Le contenu de cet amendement, quoi qu’on en pense, se sera avéré prémonitoire au vu de la récente polémique autour de la FCPE, syndicat de parents d’élèves qui défend le droit des mères musulmanes à porter le voile lors des sorties scolaires. Un voile islamique dont Jean-Michel Blanquer estime qu’il n’est “pas souhaitable dans la société”, donc. “Je pense qu’il aurait bien aimé faire voter l’amendement Ciotti”, affirme Jean-François Cesarini. 

Un ministre “très exposé”

Pour Jean-François Eliaou, défenseur d’une vision très rigoriste de la laïcité, opposée au communautarisme, ce débat Blanquer-Taché est “celui d’une minorité contre une autre minorité”. “Le ministre est très exposé, puis en plus il se fait taper dessus par ses collègues Cédric O et Sibeth Ndiaye… Il s’est énervé, c’est normal”, ajoute l’élu de l’Hérault, qui poursuit:

“Je n’identifie pas le groupe à Aurélien Taché ou à Fiona Lazaar (députée également issue de l’aile gauche de LaREM, ndlr). Ils ont un rôle de lanceur d’alerte, c’est bien d’avoir ça. De l’autre côté, Blanquer a une vision de l’école un peu ‘IIIe République’, il protège l’institution dont il a la responsabilité. Et puis il faut tenir compte de notre électorat, plutôt au centre-droit sur les questions de laïcité. Il n’est pas interdit de faire de la politique.”

Interrogé sur les sanctions exigées par le ministre de l’Éducation à l’égard du député du Val-d’Oise, un pilier de la majorité regrette “une mauvaise réponse à une mauvaise comparaison”. Celle, effectuée par Aurélien Taché auprès du Point, consistant à dire que le Rassemblement national récupérait “les mots de Jean-Michel Blanquer”. Le locataire de la rue de Grenelle n’est pas aidé par le fait que ses principaux soutiens – la députée ex-LR Aurore Bergé, la secrétaire d’État Marlène Schiappa – ne sont pas les personnalités les plus appréciées du mouvement. Au contraire.

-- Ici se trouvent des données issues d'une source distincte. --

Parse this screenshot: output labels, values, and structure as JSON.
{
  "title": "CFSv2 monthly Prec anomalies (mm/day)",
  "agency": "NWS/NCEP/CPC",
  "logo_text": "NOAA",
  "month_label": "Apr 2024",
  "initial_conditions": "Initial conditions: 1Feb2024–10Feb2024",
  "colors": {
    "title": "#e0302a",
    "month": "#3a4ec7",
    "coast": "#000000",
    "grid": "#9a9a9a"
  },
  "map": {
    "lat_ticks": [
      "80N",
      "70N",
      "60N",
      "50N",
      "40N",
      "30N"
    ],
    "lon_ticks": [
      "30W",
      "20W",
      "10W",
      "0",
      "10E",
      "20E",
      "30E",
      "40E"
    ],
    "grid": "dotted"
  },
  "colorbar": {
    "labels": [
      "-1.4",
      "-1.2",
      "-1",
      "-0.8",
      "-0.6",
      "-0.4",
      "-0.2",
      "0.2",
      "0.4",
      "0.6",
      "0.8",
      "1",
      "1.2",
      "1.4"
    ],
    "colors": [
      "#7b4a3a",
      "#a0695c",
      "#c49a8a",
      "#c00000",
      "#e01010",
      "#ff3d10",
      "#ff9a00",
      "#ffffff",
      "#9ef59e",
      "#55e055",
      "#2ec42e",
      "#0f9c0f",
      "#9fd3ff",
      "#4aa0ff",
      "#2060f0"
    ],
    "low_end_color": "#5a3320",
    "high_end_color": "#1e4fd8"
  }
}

“Le nombre de fois où on a envie de lui dire ‘tais-toi’, à Taché…”, soupire malgré tout un député LaREM en vue, qui défend bec et ongles le ministre. Et de développer:

“Ce qu’Aurélien occulte, c’est que la France, ce n’est pas sa circonscription. Dans la France profonde, ses propos sont perçus comme une provocation. Quant à Blanquer, son souci, c’est que c’est son poste qui clive. On est quasiment dans de la philosophie.”